I’m proud of how our community has conducted itself over these last few weeks. We’ve had a number of peaceful gatherings where law-abiding residents have waved signs at key intersections while chanting and encouraging passersby to honk their horns in support. Some of those demonstrations have even made their way to City Hall.
A passionate crowd gathered last Friday morning to witness the raising of the Juneteenth flag, in recognition of the oldest known celebration commemorating the abolition of slavery in the United States, for the first time in our City’s history. Approximately 100 people attended – everyone clad in masks while adhering to social distancing protocols – to witness this historic occasion. There was a strong sense of community at this event.
Community members read from the proclamation the City Council and I signed earlier in the week, and a few others read from text that inspired them for this moment.

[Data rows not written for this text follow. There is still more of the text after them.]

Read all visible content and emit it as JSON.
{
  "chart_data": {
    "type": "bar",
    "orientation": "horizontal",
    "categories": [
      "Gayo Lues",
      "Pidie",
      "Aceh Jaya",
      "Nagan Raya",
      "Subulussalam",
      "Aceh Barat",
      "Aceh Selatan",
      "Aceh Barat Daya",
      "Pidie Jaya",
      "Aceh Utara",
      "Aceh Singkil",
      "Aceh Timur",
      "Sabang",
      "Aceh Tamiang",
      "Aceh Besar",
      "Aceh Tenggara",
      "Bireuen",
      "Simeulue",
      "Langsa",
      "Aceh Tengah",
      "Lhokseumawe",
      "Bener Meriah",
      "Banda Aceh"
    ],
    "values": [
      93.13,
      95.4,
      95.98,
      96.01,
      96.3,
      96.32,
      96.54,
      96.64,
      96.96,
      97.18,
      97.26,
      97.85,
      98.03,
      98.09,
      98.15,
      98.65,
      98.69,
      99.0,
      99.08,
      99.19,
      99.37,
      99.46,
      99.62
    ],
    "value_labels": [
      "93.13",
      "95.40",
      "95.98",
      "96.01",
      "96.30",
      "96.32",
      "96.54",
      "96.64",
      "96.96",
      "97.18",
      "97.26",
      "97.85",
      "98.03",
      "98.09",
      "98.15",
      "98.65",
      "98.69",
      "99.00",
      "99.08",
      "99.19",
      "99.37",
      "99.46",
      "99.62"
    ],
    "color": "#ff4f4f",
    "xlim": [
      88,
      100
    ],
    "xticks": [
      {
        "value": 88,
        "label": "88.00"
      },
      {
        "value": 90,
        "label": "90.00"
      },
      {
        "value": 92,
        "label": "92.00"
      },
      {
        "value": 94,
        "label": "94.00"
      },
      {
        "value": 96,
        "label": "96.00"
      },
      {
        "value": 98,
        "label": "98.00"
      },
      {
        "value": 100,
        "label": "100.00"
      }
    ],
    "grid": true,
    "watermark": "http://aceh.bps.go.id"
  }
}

As the flag was raised up the flagpole, many pulled out their camera phones to document the moment.
What an exciting time to live in Federal Way!
We are a diverse, changing community, a place where more than 120 languages are spoken. I celebrate our diversity and we need to take every opportunity to assure our citizens they will be honored and respected. Our police and various event organizers continue to work in partnership to ensure the safety of those participating to preserve their 1st Amendments right to free speech.
Chief Andy Hwang is a respected leader of our police department, which is currently accredited at the highest possible level of “excellence,” the Gold Standard (representing 1% of nation’s police departments). There are approximately 17,895 law enforcement agencies in the United States, with just 3.5% nationally accredited by the Commission on Accreditation for Law Enforcement Agencies (CALEA). I am very proud of the tremendous work by our staff to achieve this accomplishment; providing the highest level of service to our citizens and meeting the highest standards in policing.
I’m proud of how our department’s men and women have conducted themselves during these times of intense scrutiny of law enforcement agencies nationwide. We continue working toward building our police force to an appropriate ratio of officers to population, something this community has been asking for. We are in the midst of accepting a federal COPS grant for $750,000 for the hiring of 6 new officers, which will put our force at 140 officers.
While I recognize that we are not perfect, we are careful and thoughtful, and we believe that national accreditation is evidence of our ongoing efforts to improve and meet standards of best practices. This focus has paid off. At the end of 2019 we saw a reduction in overall crime (9%) for three consecutive years and five out of the past six years.
We are proud of the dedication, compassion and professionalism of our police officers. Their performance is based on not only what they learned at the academy, but reinforced with constant training and retraining based on real-life scenarios. We are committed to a safe community with respectful officers that support our diverse community.
Our diversity is woven into the fabric of this nation. It’s perhaps best embodied in the Latin phrase “E Pluribus unum,” which means “out of many, one.”
“E Pluribus unum” was adopted as our nation’s motto in 1776 and is now found on the Great Seal of the United States and on United States currency. At its core, our nation’s motto is a celebration of our diversity.
This motto is on display daily throughout our own community; at the dais in our Council Chambers, within the ranks of our Diversity Commission, in our classrooms across the school district, in the faces of those who filled our sidewalks while clutching signs and crying out for change, and those who cheered the raising of the Juneteenth flag.
We must put diversity and the core tenet that we are stronger when we work as one at the forefront of our decision-making skills here at City Hall. It will benefit our community in countless ways moving forward.
I believe our best days are ahead of us.